Thirty years ago, there was a huge push for safety within manufacturing industries. It became the top priority. Teams would have safety meetings and share the number of days they went without an accident within the facility. This approach brought the idea of safety to the forefront and made sure all workers knew it was the priority. Cybersecurity is the new safety message, but it is still transitioning and finding its way to an essential cultural place within most organizations.
Microlearning, an approach to training that changing the traditional model, can help. It involves breaking content into bite-size chunks and testing learners on each small piece of information. This results in deeper engagement and yields better results than traditional methods.
A Grovo blog post reports that in a study conducted by the Dresden University of Technology, students taught using a microlearning style presentation performed 22.2% better than the rest of their colleagues, who had had more traditional training. In addition, the former took 28% less time to answer questions and performed 8% better on a comprehensive exam.

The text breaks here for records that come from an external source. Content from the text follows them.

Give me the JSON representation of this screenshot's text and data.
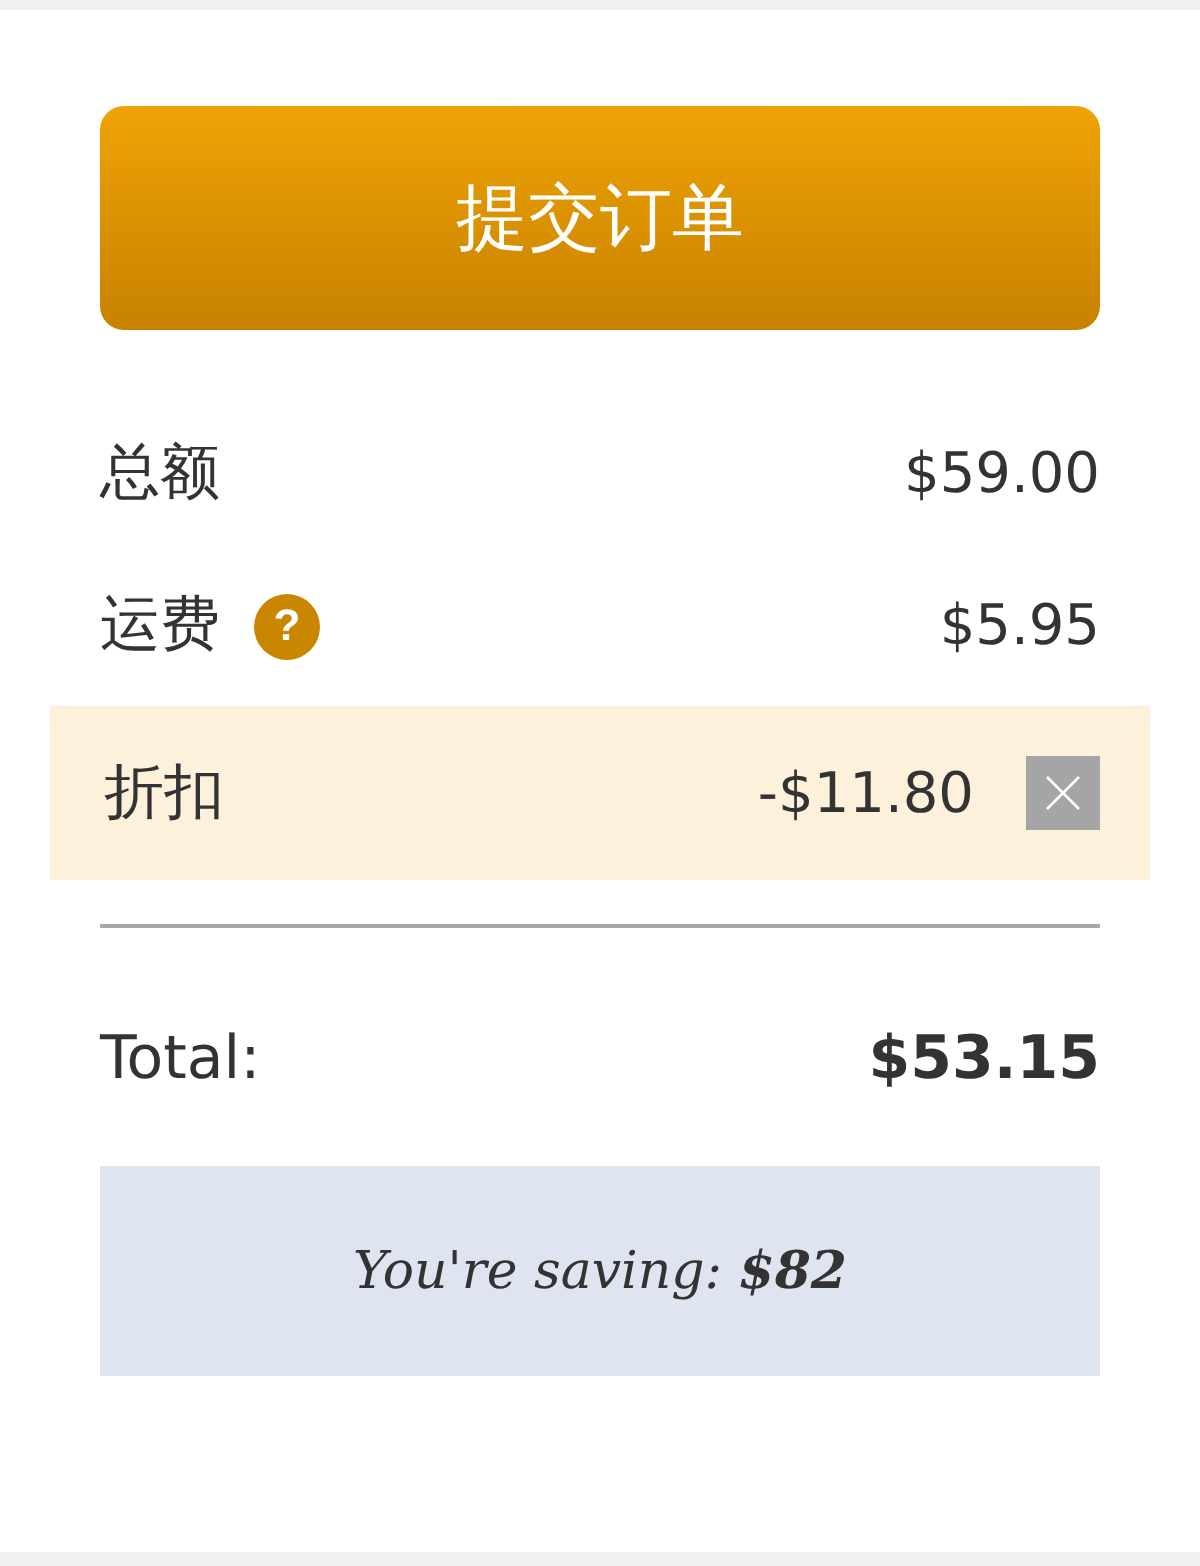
{
  "submit_button": {
    "label": "提交订单"
  },
  "summary_rows": [
    {
      "kind": "plain",
      "label": "总额",
      "value": "$59.00"
    },
    {
      "kind": "help",
      "label": "运费",
      "help_icon": "?",
      "value": "$5.95"
    },
    {
      "kind": "discount",
      "label": "折扣",
      "value": "-$11.80"
    }
  ],
  "total": {
    "label": "Total:",
    "value": "$53.15"
  },
  "savings": {
    "text": "You're saving: **$82**"
  }
}
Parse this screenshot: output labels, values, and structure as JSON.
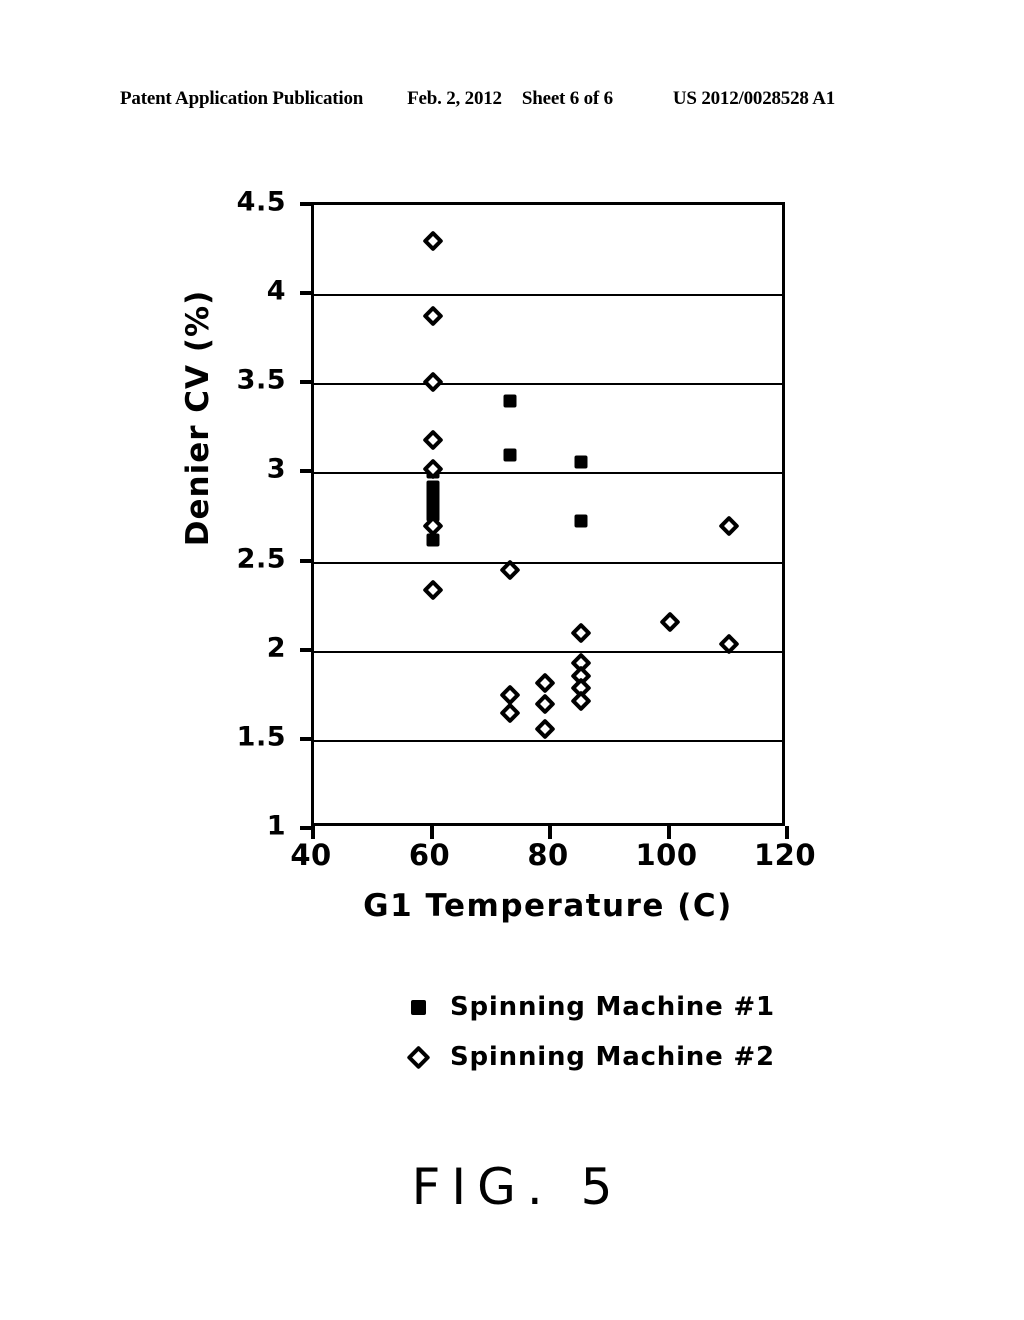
{
  "header": {
    "publication": "Patent Application Publication",
    "date": "Feb. 2, 2012",
    "sheet": "Sheet 6 of 6",
    "patent_number": "US 2012/0028528 A1"
  },
  "figure": {
    "caption": "FIG. 5"
  },
  "chart_data": {
    "type": "scatter",
    "title": "",
    "xlabel": "G1 Temperature (C)",
    "ylabel": "Denier CV (%)",
    "xlim": [
      40,
      120
    ],
    "ylim": [
      1,
      4.5
    ],
    "xticks": [
      "40",
      "60",
      "80",
      "100",
      "120"
    ],
    "xtick_values": [
      40,
      60,
      80,
      100,
      120
    ],
    "yticks": [
      "1",
      "1.5",
      "2",
      "2.5",
      "3",
      "3.5",
      "4",
      "4.5"
    ],
    "ytick_values": [
      1,
      1.5,
      2,
      2.5,
      3,
      3.5,
      4,
      4.5
    ],
    "grid": "horizontal",
    "legend_position": "below",
    "series": [
      {
        "name": "Spinning Machine #1",
        "marker": "filled-square",
        "points": [
          [
            73,
            3.4
          ],
          [
            73,
            3.1
          ],
          [
            85,
            3.06
          ],
          [
            60,
            3.0
          ],
          [
            60,
            2.92
          ],
          [
            60,
            2.88
          ],
          [
            60,
            2.84
          ],
          [
            60,
            2.8
          ],
          [
            60,
            2.76
          ],
          [
            60,
            2.62
          ],
          [
            85,
            2.73
          ]
        ]
      },
      {
        "name": "Spinning Machine #2",
        "marker": "open-diamond",
        "points": [
          [
            60,
            4.3
          ],
          [
            60,
            3.88
          ],
          [
            60,
            3.51
          ],
          [
            60,
            3.18
          ],
          [
            60,
            3.02
          ],
          [
            60,
            2.7
          ],
          [
            60,
            2.34
          ],
          [
            73,
            2.45
          ],
          [
            85,
            2.1
          ],
          [
            100,
            2.16
          ],
          [
            110,
            2.7
          ],
          [
            110,
            2.04
          ],
          [
            73,
            1.75
          ],
          [
            73,
            1.65
          ],
          [
            79,
            1.82
          ],
          [
            79,
            1.7
          ],
          [
            79,
            1.56
          ],
          [
            85,
            1.93
          ],
          [
            85,
            1.86
          ],
          [
            85,
            1.79
          ],
          [
            85,
            1.72
          ]
        ]
      }
    ]
  },
  "legend": {
    "items": [
      {
        "label": "Spinning Machine #1",
        "marker": "filled-square"
      },
      {
        "label": "Spinning Machine #2",
        "marker": "open-diamond"
      }
    ]
  }
}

A highly effective approach in today's cybercrime-threatened workplace is to combine microlearning with gamification, which involves the application of typical elements of games (point scoring, competition with others, rules, etc.) to learning. Contemporary workers respond well to gamification, not only in terms of motivation and productivity, but in their overall relationship to the organization.
In the modern workplace, it is essential to provide employees with the information they need to help prevent cybercrime - and to provide it in ways that ensure the employees remember and make use of it. Properly applied, gamification and microlearning are tools that can make a significant difference, not only in employee engagement and satisfaction but in overall corporate security.
The cybersecurity training industry has become lazy and over commoditized, competing only on price, and even lowering the price so much that it has created a real imbalance. Today's organizations need better, more-engaging platforms to carry the message to the entire enterprise. Cybersecurity education needs to create behavior change and empower employees to be part of a more secure organization.